Why the first 30 minutes decide everything
Both the Pennsylvania Attorney General and the FBI stress fast reporting for a practical reason: once remote access is granted, the window to stop a transfer can shrink to minutes. Banks and payment platforms have significantly better odds of freezing or reversing transactions when they are flagged the same day, ideally within the first hour. The Consumer Financial Protection Bureau (CFPB) has noted that rapid notification is one of the strongest factors in successful fraud recovery. Waiting even 24 hours can mean the difference between getting money back and losing it for good.

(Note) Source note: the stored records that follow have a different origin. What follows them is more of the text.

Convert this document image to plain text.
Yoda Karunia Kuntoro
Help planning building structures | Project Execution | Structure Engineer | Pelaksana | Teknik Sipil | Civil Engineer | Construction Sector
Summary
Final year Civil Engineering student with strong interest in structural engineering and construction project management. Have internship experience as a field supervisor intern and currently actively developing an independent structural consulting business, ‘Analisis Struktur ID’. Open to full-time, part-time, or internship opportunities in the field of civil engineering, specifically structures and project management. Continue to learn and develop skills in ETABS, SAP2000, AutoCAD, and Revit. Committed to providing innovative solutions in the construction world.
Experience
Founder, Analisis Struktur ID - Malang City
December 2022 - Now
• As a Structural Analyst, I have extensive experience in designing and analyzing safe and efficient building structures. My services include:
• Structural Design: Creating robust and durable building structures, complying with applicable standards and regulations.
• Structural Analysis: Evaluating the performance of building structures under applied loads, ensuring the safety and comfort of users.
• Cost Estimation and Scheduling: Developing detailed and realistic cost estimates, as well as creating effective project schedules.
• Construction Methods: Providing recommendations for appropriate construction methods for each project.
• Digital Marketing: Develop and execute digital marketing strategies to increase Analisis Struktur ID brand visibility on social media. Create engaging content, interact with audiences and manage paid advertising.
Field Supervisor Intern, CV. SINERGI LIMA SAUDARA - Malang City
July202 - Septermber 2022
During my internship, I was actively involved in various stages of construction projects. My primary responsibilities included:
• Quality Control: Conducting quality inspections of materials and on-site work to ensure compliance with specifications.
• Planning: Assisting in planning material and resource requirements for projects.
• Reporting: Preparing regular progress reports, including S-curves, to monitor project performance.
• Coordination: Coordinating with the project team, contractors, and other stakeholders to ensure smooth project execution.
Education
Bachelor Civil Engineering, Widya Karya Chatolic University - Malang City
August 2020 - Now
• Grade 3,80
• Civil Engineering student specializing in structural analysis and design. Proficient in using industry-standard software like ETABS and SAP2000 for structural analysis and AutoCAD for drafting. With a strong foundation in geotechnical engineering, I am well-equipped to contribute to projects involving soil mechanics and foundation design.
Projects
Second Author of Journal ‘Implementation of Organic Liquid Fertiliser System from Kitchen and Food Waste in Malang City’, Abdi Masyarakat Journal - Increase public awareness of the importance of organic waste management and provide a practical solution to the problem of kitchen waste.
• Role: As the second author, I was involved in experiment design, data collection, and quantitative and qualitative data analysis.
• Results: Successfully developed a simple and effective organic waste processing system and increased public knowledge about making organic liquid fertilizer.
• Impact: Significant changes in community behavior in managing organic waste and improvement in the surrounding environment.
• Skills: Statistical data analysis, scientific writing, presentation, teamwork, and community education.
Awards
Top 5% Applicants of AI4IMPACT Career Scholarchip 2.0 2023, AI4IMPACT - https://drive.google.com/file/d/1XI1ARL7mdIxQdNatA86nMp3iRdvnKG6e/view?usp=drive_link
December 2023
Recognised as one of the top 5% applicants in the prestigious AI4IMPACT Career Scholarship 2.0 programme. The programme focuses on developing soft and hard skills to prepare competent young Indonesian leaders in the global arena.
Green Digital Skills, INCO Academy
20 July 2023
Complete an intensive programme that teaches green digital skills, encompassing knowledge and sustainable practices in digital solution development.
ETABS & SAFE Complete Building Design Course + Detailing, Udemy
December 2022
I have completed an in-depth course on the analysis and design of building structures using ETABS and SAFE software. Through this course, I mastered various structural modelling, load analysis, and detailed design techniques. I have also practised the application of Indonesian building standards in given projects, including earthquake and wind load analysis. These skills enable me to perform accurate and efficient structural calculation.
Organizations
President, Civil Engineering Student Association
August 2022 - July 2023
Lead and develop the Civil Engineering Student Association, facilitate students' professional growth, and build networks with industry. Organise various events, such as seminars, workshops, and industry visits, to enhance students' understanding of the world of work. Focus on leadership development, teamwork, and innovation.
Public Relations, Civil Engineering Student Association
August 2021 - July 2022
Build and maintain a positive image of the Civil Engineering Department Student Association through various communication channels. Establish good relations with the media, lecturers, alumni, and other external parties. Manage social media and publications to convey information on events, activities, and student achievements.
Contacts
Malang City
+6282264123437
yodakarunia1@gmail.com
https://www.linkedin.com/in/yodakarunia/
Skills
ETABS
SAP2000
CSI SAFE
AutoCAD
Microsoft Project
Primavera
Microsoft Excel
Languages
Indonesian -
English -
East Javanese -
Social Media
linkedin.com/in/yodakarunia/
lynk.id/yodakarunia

This scam does not depend on sophisticated hacking. It depends on urgency, confusion, and the natural instinct to pick up the phone and fix a problem. The most effective defense is also the simplest: pause, verify through PayPal directly, and never let someone you did not contact first guide you through your own computer. If a PayPal invoice you never expected shows up in your inbox, that moment of doubt is the scam working. Step back, check your account yourself, and report what you find.